Габриэль понял, что надо делать.
– Любите сюрпризы? – спросил он Мариам. Прошло два дня после его возвращения.
– Очень.
– Тогда, может, прогуляемся в беседку?
– Это моё любимое место.
– Моё тоже.
– Я всегда любила там сидеть, смотреть на небо и мечтать.
– А я любовался водой. Мне часто кажется, что она живая, что вода безмолвно говорит со мной, и если хорошенько прислушаться, можно услышать её шёпот.
– Ух ты! – воскликнула Мариам.
В беседке был накрыт стол: бутылка дорогого вина, закуски, мясо…
– Это все для нас?
– Для вас.
Едва они сели за стол, заиграла музыка.
Вы любите танцевать? – спросил Габриэль.
– Люблю.
– Позвольте вас пригласить.
– С удовольствием.
– Послушайте, Мариам… Я понимаю, вы почти меня не знаете… но… поймите меня правильно… Я… я полюбил вас… полюбил со всей страстью… я не знаю, как об этом сказать… слова вылетают из головы… я хочу просить вашей руки… и…
– Ты хочешь, чтобы я вышла за тебя замуж?
– Я мечтаю об этом!
– Милый Габриэль, если мы будем делать всё, как принято, я не доживу до брачной ночи. Если хочешь меня любить – люби сейчас. Скоро уже будет поздно.
Она совершенно спокойно говорила о приближающейся смерти, словно речь шла о чём-то обыденном.
– Ты любишь меня?
– Конечно, глупенький, но я не могу ждать.
– Ты так спокойно говоришь о смерти, – вырвалось у него.
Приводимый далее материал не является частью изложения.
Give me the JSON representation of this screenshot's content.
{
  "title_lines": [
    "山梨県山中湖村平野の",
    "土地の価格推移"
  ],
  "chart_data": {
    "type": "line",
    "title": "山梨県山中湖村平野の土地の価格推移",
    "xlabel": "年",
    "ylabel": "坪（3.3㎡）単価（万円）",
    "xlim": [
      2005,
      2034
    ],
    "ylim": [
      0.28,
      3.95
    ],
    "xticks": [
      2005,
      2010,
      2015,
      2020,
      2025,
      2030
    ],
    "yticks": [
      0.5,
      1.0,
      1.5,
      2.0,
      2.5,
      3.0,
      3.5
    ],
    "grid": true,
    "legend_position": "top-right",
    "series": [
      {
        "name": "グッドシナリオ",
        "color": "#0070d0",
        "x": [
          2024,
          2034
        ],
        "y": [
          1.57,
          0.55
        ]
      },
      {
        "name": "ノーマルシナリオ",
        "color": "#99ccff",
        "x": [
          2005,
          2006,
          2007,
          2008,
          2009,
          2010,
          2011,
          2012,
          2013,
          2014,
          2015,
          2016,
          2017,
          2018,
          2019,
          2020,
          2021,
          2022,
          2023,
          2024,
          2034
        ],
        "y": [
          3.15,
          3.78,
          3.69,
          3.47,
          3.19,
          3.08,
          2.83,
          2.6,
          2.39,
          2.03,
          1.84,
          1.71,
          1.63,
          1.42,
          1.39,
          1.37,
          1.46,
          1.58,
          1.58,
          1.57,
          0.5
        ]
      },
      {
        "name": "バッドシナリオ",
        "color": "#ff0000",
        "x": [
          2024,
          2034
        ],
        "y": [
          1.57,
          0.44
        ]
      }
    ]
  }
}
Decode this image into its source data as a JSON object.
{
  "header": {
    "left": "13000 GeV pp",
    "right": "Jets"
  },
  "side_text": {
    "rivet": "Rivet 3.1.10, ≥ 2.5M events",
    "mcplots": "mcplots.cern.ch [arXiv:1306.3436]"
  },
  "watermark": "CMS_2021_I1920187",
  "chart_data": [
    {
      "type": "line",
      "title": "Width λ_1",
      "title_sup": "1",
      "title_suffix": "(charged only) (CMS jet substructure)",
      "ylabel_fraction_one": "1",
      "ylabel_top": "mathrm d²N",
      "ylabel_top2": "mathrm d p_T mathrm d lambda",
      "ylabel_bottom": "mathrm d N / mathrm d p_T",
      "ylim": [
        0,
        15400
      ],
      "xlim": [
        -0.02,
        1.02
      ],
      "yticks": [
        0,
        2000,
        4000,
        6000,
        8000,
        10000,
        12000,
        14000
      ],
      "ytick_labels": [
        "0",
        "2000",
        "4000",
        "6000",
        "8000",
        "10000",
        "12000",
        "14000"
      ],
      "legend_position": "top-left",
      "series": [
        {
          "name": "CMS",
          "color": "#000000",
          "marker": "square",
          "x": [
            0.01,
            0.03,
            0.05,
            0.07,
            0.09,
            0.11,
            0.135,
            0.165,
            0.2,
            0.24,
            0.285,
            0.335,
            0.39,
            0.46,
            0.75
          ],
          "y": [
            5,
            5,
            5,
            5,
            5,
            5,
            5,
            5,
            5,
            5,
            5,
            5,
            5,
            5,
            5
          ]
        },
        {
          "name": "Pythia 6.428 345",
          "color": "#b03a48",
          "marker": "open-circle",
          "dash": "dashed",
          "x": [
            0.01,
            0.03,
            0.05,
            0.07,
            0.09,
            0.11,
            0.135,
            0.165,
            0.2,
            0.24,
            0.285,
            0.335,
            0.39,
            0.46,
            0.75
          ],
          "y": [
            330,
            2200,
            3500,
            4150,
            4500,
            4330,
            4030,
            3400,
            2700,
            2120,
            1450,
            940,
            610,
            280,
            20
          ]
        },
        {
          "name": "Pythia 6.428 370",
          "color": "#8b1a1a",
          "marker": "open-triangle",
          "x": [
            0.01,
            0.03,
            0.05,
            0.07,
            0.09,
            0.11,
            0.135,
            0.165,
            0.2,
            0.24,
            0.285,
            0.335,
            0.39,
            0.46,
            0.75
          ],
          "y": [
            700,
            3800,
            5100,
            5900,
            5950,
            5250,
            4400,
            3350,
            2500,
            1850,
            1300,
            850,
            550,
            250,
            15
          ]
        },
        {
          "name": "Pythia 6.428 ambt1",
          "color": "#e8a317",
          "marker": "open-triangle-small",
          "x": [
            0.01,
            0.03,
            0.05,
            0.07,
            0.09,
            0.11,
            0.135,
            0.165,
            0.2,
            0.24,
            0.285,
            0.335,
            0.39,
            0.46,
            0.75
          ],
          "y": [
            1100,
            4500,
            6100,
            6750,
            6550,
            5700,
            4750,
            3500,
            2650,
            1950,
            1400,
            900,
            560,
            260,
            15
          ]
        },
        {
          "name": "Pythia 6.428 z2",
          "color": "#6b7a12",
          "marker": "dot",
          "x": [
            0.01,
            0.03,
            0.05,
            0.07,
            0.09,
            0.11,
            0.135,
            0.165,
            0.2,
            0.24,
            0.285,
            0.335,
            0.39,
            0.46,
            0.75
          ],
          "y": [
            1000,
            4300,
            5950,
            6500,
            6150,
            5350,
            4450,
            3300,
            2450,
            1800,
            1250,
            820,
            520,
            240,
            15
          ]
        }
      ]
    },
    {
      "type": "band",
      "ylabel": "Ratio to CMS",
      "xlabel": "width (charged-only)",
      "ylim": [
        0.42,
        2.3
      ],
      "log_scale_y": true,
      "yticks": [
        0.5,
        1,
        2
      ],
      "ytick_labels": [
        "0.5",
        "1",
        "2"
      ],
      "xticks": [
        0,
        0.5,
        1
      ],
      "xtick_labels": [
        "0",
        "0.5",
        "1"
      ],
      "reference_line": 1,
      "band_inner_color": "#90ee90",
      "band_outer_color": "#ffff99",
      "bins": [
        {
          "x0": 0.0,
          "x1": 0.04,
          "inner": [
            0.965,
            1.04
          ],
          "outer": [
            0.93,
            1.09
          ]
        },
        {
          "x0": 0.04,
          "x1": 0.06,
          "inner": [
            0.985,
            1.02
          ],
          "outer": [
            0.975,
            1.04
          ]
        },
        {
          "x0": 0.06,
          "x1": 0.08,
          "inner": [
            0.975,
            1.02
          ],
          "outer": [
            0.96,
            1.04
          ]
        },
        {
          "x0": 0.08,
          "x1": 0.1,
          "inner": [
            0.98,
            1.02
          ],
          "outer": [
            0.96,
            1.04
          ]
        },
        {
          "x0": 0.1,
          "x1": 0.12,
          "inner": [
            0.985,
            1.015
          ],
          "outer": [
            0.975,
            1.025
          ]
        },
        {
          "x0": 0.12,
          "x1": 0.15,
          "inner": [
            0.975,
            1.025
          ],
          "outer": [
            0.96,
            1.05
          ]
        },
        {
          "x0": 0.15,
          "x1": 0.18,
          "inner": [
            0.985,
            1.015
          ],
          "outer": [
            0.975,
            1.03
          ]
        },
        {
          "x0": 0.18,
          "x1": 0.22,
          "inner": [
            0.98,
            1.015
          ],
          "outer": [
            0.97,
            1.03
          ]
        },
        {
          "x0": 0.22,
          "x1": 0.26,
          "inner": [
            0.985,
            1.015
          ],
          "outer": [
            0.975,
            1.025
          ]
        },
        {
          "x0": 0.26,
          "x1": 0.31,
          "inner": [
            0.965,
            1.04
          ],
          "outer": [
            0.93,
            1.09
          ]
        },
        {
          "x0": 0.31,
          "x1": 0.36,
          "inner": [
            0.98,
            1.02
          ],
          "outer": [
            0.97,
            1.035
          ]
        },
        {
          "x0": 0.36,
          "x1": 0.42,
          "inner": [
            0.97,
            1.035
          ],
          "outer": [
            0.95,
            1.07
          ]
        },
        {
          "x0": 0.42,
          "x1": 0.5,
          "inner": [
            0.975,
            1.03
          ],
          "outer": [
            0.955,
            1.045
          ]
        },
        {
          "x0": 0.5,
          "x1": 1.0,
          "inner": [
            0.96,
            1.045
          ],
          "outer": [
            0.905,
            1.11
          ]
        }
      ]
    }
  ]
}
– У меня достаточно было времени, чтобы смириться с тем, что придётся умереть молодой. На самом деле смерть не такая уж и страшная. К тому же она научила меня любить и ценить жизнь. Знаешь, когда у тебя не так много времени, приходится быть бережливой. Когда я поняла, что скоро умру, я дала себе клятву не пропустить, не потратить зря ни одного мгновения. Конечно, можно начать горевать или умирать от страха, но этим ничуть не поможешь, а только отравишь остаток жизни. Когда остаётся так немного, само время начинает течь по-другому. Время сжимается, секунды становятся как минуты, дни как года… Не смотри, что я такая молодая. Я не боюсь. Я не боюсь смерти. Я не боюсь отправиться в этот путь. Не боюсь того, о чём шепчет лес. Не боюсь, даже если там нет ничего. Если нет ничего, значит, нет ничего страшного. Смерть – это путешествие в неведомое.
Габриэль слушал и удивлялся мужеству этой хрупкой, совсем ещё юной девушки.
Казалось, сад был бесконечен. Деревья, цветущие большими благоухающими белыми цветами, были повсюду, до самого горизонта, со всех сторон. Габриэль шёл по ярко-зеленой траве под руку с Джеймсом, который почему-то был одет как слуга.